What’s the Texas connection? The part of the Canadian company not acquired by Burisma was owned by a Houston-based company called Cub Energy, which then acquired an additional 5 percent from Burisma.
But again, this deal would not have provided any access to the U.S. market. Cub Energy, despite its Texas address, was consistently described as a Ukrainian gas company. Its archived webpages from 2012 show a map of Ukraine and declare: “Cub Energy Inc, with offices in Houston and Kyiv, is one of the five largest oil and gas operators in energy-rich Ukraine.”
When Cub Energy founder Mikhail Afendikov died in 2021, the news release described the company as “an upstream oil and gas company, with a proven track record of exploration and production cost efficiency in Ukraine.” The release added: “The Company’s strategy is to implement western technology and capital, combined with local expertise and ownership, to increase value in its undeveloped land base, creating and further building a portfolio of producing oil and gas assets within a high pricing environment.”

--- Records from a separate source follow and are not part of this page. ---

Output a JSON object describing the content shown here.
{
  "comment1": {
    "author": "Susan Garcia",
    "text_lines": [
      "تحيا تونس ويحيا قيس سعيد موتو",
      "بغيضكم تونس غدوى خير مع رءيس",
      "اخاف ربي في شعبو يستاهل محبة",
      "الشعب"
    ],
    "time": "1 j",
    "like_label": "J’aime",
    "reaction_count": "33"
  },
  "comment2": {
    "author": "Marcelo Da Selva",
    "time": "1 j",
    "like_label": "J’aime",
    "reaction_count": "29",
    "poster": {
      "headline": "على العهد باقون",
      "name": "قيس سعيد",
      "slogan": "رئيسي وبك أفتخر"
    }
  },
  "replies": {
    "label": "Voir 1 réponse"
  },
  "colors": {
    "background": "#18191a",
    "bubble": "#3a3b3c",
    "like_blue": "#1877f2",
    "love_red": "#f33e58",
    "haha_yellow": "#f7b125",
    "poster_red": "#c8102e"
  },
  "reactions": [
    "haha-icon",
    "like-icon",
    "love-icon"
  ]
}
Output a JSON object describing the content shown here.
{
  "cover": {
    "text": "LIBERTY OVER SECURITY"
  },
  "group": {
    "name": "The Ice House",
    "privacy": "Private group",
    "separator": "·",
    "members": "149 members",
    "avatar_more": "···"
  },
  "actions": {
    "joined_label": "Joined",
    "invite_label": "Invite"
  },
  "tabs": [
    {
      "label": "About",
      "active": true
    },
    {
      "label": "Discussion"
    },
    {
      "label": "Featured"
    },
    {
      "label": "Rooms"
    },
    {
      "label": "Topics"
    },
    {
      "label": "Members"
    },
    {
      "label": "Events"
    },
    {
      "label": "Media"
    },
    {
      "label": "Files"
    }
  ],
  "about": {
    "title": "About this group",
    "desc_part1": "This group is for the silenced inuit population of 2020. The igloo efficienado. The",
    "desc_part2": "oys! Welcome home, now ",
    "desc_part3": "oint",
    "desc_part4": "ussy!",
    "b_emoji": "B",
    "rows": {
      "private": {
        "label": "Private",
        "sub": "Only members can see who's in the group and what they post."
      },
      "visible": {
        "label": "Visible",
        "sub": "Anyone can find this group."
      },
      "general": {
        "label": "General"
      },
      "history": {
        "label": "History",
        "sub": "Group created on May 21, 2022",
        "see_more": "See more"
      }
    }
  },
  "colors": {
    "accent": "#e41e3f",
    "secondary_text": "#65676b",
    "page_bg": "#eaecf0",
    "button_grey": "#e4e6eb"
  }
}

Burisma’s connection to Cub Energy pops up occasionally in emails found on Hunter Biden’s laptop, but none discussed it as part of a planned entry into the United States or the basis for a public offering. He communicates every so often with a Cub Energy director named Frank Mermoud and appears to have introduced Mermoud to Zlochevsky. But these exchanges do not describe the transaction as a backdoor way into the U.S. market either. (These emails have not been verified by experts hired by The Washington Post, so we are not linking to them or describing them in detail.)
Mermoud, who did not respond to phone or email messages, is now reported to be a fundraising bundler for Florida Gov. Ron DeSantis, Trump’s main rival for the GOP presidential nomination.
On a superficial level, Burisma’s arrangement with Cub Energy matches up with the account in the FBI document: Burisma made a deal in 2016, the purchase price was $30 million, and a Texas-based company was involved.
The individual in the document repeatedly describes the transaction as a way for Burisma to enter the U.S. market, even a backdoor way to offer shares in the United States. Instead, this deal expanded Burisma’s reach in Ukraine. And Hunter Biden’s email stash, assiduously mined by Republicans, also does not confirm that Burisma was seeking entry in the U.S. market when these alleged conversations took place. Moreover, the deal was completed before Shokin was fired under pressure from the international community for not acting against corruption.
Taylor Foy, a spokesman for Sen. Charles E. Grassley (R-Iowa), who released the FD-1023, pointed to reporting in conservative media that the Pittsburgh FBI office obtained travel records for the source and confirmed that the person had been in the locales referenced in the document. “There are details here that track with open source records as well as what the DOJ/FBI knows regarding the CHS’s travel,” Foy said. “This is exactly why we need to know whether DOJ/FBI followed normal procedure to further investigate.”
Spokespeople for Comer, who has led the House investigation into Hunter Biden, did not respond to requests for comment.